Mon expérience personnelle montre qu’il est rare de trouver parmi les dix ou même les vingt premiers candidats quelqu’un ayant été formé dans une province de second ou troisième rang. Ce n’est pas un hasard. Les performances exceptionnelles au Kankor ne sont presque jamais le fruit d’un effort individuel isolé ; elles résultent d’un environnement où l’écosystème éducatif dans son ensemble stimule et nourrit le talent. Nous ne grandissons jamais seuls. Quand on évolue parmi des pairs ambitieux et compétitifs, leur motivation devient contagieuse et tire tout le monde vers le haut. Mais dans un contexte éducatif faible, où la compétition est limitée et où l’objectif se réduit à « réussir tout juste », les résultats diffèrent inévitablement.
À Kaboul — et dans quelques autres provinces de premier rang — de tels écosystèmes existent. Beaucoup d’élèves migrent vers ces villes pour profiter de ces conditions avant même de passer le Kankor. Kaboul est devenu un aimant à talents, élargissant progressivement le fossé entre centre et périphérie. En termes simples : un élève formé à Kaboul se situe presque toujours sur un échelon différent de celui formé ailleurs.
Les résultats du Kankor révèlent aussi autre chose : la réussite n’est liée ni à l’ethnicité, ni à la confession, ni au genre. Bien que ces variables puissent créer des obstacles, ceux qui parviennent à les surmonter montrent à quel point les stéréotypes sur les capacités divergent de la réalité. Autrefois, les filles figuraient régulièrement parmi les meilleurs résultats — rappelant clairement que l’« ignorance » et l’« excellence » relèvent de structures, non d’attributs hérités.
Aujourd’hui pourtant, depuis quatre ans, les filles n’ont même plus le droit de concourir. Leur absence n’est pas silencieuse : c’est une absence qui se voit, qui se sent, et qui ne peut être dissimulée. On aimerait qu’une voix soit encore là pour porter ce message.
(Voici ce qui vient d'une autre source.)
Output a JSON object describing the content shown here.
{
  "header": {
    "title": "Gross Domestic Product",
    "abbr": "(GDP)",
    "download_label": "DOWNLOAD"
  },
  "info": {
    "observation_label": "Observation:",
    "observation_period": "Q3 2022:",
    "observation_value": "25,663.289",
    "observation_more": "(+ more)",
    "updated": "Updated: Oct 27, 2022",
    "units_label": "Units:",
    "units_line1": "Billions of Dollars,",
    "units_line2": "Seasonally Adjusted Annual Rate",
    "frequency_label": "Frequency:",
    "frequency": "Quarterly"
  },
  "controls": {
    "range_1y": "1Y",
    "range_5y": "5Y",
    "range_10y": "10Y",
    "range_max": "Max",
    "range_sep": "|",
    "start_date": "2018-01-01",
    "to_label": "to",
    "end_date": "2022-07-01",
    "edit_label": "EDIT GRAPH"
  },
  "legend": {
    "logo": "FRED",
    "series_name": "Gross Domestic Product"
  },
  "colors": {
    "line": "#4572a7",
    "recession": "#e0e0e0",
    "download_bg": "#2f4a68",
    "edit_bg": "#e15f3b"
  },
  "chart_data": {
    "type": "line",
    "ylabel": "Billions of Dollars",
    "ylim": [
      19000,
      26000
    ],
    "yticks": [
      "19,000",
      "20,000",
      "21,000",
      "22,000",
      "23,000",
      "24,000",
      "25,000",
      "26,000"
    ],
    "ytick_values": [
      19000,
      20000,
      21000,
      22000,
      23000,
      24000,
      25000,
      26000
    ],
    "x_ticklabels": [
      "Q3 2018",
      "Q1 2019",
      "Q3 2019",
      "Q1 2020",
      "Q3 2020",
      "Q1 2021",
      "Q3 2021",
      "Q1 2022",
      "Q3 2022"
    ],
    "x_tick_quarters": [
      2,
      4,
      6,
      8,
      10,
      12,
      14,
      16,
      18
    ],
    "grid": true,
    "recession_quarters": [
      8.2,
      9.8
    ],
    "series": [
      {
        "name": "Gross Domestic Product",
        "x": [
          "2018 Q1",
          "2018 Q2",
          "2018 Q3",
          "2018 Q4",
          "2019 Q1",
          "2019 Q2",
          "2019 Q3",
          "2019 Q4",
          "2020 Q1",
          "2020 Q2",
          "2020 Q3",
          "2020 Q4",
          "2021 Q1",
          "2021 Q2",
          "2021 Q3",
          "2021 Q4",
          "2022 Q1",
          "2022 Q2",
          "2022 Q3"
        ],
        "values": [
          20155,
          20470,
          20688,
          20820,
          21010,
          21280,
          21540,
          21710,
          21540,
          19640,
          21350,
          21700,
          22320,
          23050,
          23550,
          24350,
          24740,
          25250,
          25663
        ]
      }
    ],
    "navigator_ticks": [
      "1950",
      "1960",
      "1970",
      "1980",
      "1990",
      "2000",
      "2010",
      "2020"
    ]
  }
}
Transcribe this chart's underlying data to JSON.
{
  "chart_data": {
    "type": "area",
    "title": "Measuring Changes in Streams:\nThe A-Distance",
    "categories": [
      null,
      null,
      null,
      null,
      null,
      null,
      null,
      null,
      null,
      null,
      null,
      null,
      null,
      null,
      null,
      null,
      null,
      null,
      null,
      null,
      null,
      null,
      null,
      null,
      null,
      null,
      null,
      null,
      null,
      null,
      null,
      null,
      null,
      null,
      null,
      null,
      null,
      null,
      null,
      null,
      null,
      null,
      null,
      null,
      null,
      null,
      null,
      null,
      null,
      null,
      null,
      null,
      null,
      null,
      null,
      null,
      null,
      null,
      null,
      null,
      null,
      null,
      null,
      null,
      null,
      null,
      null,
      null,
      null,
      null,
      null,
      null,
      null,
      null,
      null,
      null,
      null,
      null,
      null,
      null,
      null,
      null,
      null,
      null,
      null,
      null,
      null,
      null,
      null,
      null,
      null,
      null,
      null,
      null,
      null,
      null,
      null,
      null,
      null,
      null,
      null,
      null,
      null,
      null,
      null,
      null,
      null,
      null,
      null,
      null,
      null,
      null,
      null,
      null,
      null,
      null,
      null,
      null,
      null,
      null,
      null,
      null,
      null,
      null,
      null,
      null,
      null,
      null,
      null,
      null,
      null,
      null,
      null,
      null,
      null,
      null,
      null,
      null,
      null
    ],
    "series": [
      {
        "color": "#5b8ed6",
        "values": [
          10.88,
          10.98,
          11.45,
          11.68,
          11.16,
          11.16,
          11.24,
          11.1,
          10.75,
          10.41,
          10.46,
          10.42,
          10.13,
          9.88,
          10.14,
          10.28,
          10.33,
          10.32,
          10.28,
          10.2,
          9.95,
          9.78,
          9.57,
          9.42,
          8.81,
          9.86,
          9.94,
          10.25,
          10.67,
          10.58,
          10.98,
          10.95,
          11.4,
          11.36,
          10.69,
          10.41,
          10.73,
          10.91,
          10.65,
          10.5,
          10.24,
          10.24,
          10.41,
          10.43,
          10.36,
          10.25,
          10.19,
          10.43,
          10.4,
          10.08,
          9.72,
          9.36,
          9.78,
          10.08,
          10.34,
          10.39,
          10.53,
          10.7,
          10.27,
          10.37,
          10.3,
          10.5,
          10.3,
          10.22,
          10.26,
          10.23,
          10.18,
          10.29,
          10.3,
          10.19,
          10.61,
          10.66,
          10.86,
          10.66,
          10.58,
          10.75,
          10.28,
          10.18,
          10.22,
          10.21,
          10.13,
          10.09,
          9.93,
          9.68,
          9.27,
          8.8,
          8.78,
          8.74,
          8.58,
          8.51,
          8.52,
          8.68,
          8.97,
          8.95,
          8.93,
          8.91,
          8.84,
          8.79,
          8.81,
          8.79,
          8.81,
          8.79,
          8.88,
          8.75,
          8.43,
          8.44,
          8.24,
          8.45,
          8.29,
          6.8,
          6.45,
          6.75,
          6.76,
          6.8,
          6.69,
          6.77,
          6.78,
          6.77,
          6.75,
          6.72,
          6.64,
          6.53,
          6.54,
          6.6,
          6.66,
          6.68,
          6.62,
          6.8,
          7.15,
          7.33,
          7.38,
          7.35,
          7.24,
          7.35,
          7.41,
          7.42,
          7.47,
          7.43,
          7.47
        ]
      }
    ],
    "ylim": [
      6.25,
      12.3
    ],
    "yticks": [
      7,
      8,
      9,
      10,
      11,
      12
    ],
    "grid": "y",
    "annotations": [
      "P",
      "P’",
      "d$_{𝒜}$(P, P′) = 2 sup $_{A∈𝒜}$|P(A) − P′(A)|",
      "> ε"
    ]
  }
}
Une autre dimension apparaît : la manière dont le Kankor a renforcé un certain type de monopole. En Afghanistan, le talent est devenu synonyme de médecine et d’ingénierie. Ceux qui travaillent le plus, étudient le plus et démontrent les plus grandes capacités intellectuelles choisissent presque exclusivement ces deux voies. Ce fait n’est pas anodin. Lorsque les candidats doivent choisir cinq programmes, les filières d’« éducation » se retrouvent presque toujours en dernier choix — non par envie, mais faute de mieux.
Résultat : les futurs enseignants sortent souvent d’un vivier où, selon les critères du système actuel, les capacités sont inférieures à la moyenne. Ce cycle reproduit continuellement les faiblesses du système éducatif. On ne peut offrir une éducation de qualité quand on ne l’a jamais reçue soi-même. Ainsi, le pays ne voit émerger aucun psychologue, sociologue ou économiste notable formé intégralement dans ce système. Les disciplines autres que la médecine et l’ingénierie se vident un peu plus chaque année.
Dans ce sens, le Kankor n’est pas seulement un concours de talents ; il est un miroir qui reflète des structures défaillantes, des disparités géographiques et des croyances culturelles sur ce que signifie « réussir ». Pour briser ce cycle, il faudra repenser non seulement les programmes scolaires, mais aussi les mécanismes d’évaluation, les attentes sociales et les politiques éducatives à leur racine.